Gran Madam's
Virgine Lupesco, ex-étudiante en lettres, est tombée dans la prostitution. Elle «travaille» sous le nom de «Bégonia Mars» à la Jonquera, dans une de ces boîtes proches de la frontière, le Gran Madam's. Quand elle ne se plie pas aux désirs de Ludovic, son mac, elle prend des coups. Et pourtant c'est ensemble, et avec l'aide du Chinois, qu'ils vont assassiner le patron du Gran Madam's, le Catalan. Ils déposent son corps au sommet du monument pyramidal qui, sur l'autoroute, borde la frontière francoespagnole.
Bégonia, Ludovic et le Chinois vont ensuite prendre la fuite vers Paris. À Leucate, ils rencontrent Marielle, une jeune ado fugueuse qui leur demande de la ramener chez elle. La cavale bifurque et prend un tour inattendu. Hébergé par les parents de la jeune fugeuse, le trio va découvrir petit à petit les raisons de la souffrance de Marielle.
Anne Bourrel réussit dans ce roman noir l'exercice difficile qui consiste à faire ressentir la violence et la complexité des rapports entre un homme et la femme qu'il a soumise à sa volonté. Ainsi lors de sa cavale, Bégonia hésite à fuir, alors qu'elle en a la possibilité comme jamais auparavant, et, prétextant l'intérêt qu'elle porte à Marielle, elle s'attarde auprès de son maître. Loin des poncifs, Anne Bourrel nous fait découvrir un proxénète qui va imperceptiblement changer de visage et s'attendrir pour une très jeune fille, Marielle, dans une attitude presque paternelle. Bégonia échappe aussi à la caricature : elle est une prostituée soumise et rebelle qui exhale un mélange de douceur maternelle, d'autodérision joyeuse et de violence ravageuse.

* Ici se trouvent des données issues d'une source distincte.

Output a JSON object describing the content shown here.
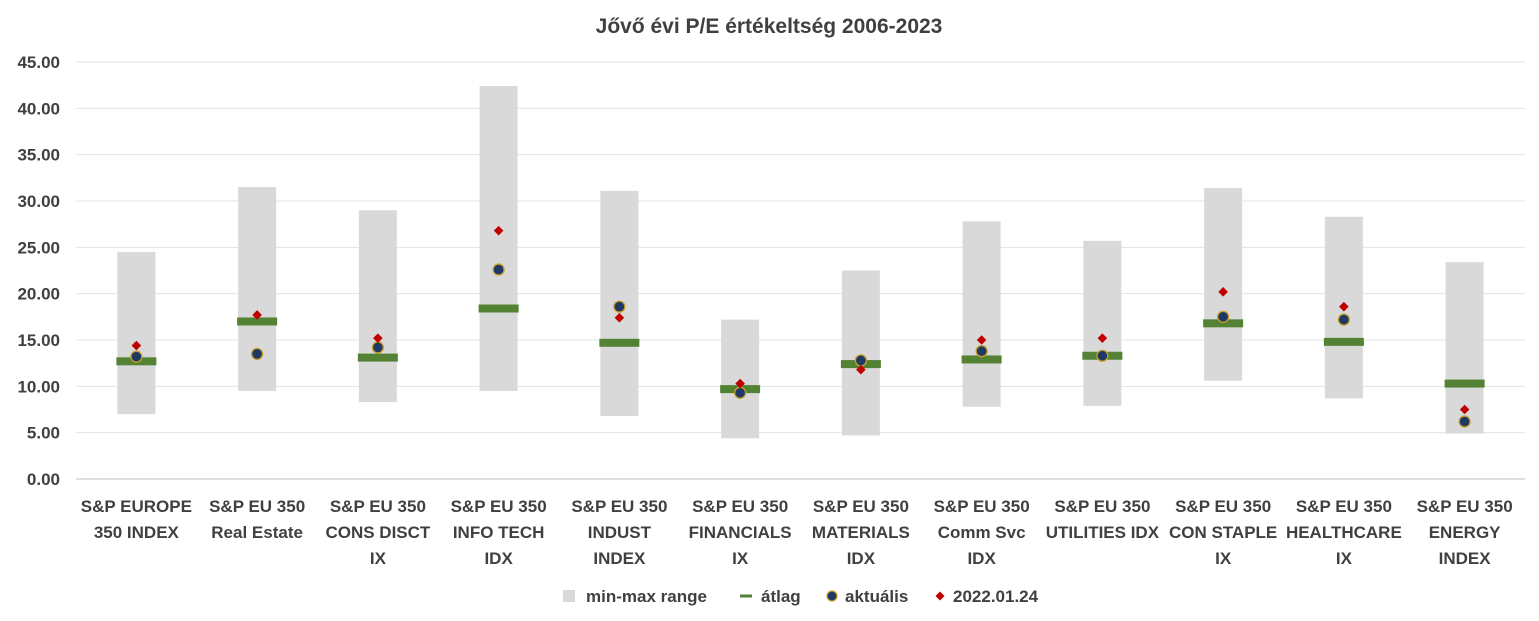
{
  "chart_data": {
    "type": "range-dot",
    "title": "Jővő évi P/E értékeltség 2006-2023",
    "ylim": [
      0,
      45
    ],
    "ytick_step": 5,
    "ytick_labels": [
      "0.00",
      "5.00",
      "10.00",
      "15.00",
      "20.00",
      "25.00",
      "30.00",
      "35.00",
      "40.00",
      "45.00"
    ],
    "grid": true,
    "legend_position": "bottom",
    "categories": [
      [
        "S&P EUROPE",
        "350 INDEX"
      ],
      [
        "S&P EU 350",
        "Real Estate"
      ],
      [
        "S&P EU 350",
        "CONS DISCT",
        "IX"
      ],
      [
        "S&P EU 350",
        "INFO TECH",
        "IDX"
      ],
      [
        "S&P EU 350",
        "INDUST",
        "INDEX"
      ],
      [
        "S&P EU 350",
        "FINANCIALS",
        "IX"
      ],
      [
        "S&P EU 350",
        "MATERIALS",
        "IDX"
      ],
      [
        "S&P EU 350",
        "Comm Svc",
        "IDX"
      ],
      [
        "S&P EU 350",
        "UTILITIES IDX"
      ],
      [
        "S&P EU 350",
        "CON STAPLE",
        "IX"
      ],
      [
        "S&P EU 350",
        "HEALTHCARE",
        "IX"
      ],
      [
        "S&P EU 350",
        "ENERGY",
        "INDEX"
      ]
    ],
    "series": [
      {
        "name": "min-max range",
        "kind": "range",
        "color": "#d9d9d9",
        "min": [
          7.0,
          9.5,
          8.3,
          9.5,
          6.8,
          4.4,
          4.7,
          7.8,
          7.9,
          10.6,
          8.7,
          4.9
        ],
        "max": [
          24.5,
          31.5,
          29.0,
          42.4,
          31.1,
          17.2,
          22.5,
          27.8,
          25.7,
          31.4,
          28.3,
          23.4
        ]
      },
      {
        "name": "átlag",
        "kind": "dash",
        "color": "#548235",
        "values": [
          12.7,
          17.0,
          13.1,
          18.4,
          14.7,
          9.7,
          12.4,
          12.9,
          13.3,
          16.8,
          14.8,
          10.3
        ]
      },
      {
        "name": "aktuális",
        "kind": "circle",
        "color": "#1f3864",
        "stroke": "#c9a227",
        "values": [
          13.2,
          13.5,
          14.2,
          22.6,
          18.6,
          9.3,
          12.8,
          13.8,
          13.3,
          17.5,
          17.2,
          6.2
        ]
      },
      {
        "name": "2022.01.24",
        "kind": "diamond",
        "color": "#c00000",
        "values": [
          14.4,
          17.7,
          15.2,
          26.8,
          17.4,
          10.3,
          11.8,
          15.0,
          15.2,
          20.2,
          18.6,
          7.5
        ]
      }
    ]
  }
}
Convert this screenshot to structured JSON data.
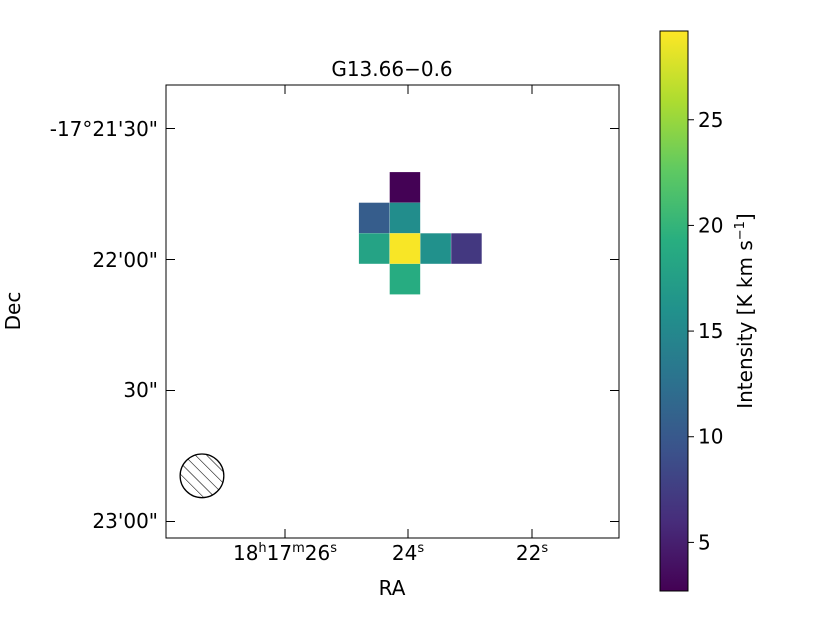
{
  "chart_data": {
    "type": "heatmap",
    "title": "G13.66−0.6",
    "xlabel": "RA",
    "ylabel": "Dec",
    "x_ticks": [
      {
        "h": "18",
        "m": "17",
        "s": "26"
      },
      {
        "h": "",
        "m": "",
        "s": "24"
      },
      {
        "h": "",
        "m": "",
        "s": "22"
      }
    ],
    "y_ticks": [
      "-17°21'30\"",
      "22'00\"",
      "30\"",
      "23'00\""
    ],
    "x_unit_h": "h",
    "x_unit_m": "m",
    "x_unit_s": "s",
    "grid": false,
    "cells": [
      {
        "ra_s": 24.05,
        "dec_off_s": 16.5,
        "value": 2.8
      },
      {
        "ra_s": 24.55,
        "dec_off_s": 9.5,
        "value": 10.5
      },
      {
        "ra_s": 24.05,
        "dec_off_s": 9.5,
        "value": 15.5
      },
      {
        "ra_s": 24.55,
        "dec_off_s": 2.5,
        "value": 18.0
      },
      {
        "ra_s": 24.05,
        "dec_off_s": 2.5,
        "value": 29.0
      },
      {
        "ra_s": 23.55,
        "dec_off_s": 2.5,
        "value": 16.0
      },
      {
        "ra_s": 23.05,
        "dec_off_s": 2.5,
        "value": 7.0
      },
      {
        "ra_s": 24.05,
        "dec_off_s": -4.5,
        "value": 19.0
      }
    ],
    "colorbar": {
      "label": "Intensity [K km s",
      "label_exp": "−1",
      "label_close": "]",
      "min": 2.7,
      "max": 29.2,
      "ticks": [
        5,
        10,
        15,
        20,
        25
      ],
      "colormap": "viridis"
    },
    "beam": {
      "ra_s": 27.35,
      "dec_off_s": -49.5,
      "radius_arcsec": 5.0
    }
  }
}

Anne Bourrel fait aussi le lien dans ce roman entre la tolérance de la police vis-à-vis de la prostitution et le silence de la population du village qui ne comprend rien aux fugues à répétition de Marielle, et ne veut pas voir ce qui pourtant saute aux yeux. Comme le reste de la société, les habitants du village ne veulent rien entendre de la douleur des esclaves du sexe, que cela se passe dans les familles ou dans les bordels de la Jonquera.
La narration cède parfois la place à d'étonnants dialogues de théâtre ou des passages oniriques : les bras en croix, le ventre à l'air au sommet de sa pyramide dont les plus hautes marches lui font un escalier jusqu'au ciel, le Catalan est ainsi le personnage central du roman, un personnage dont le lecteur ne sait rien sinon ce qu'il en imagine et qui hante tout au long du roman Bégonia.
Ce mélange des genres et un décalage toujours bienvenu, font de ce roman un objet rare et à part.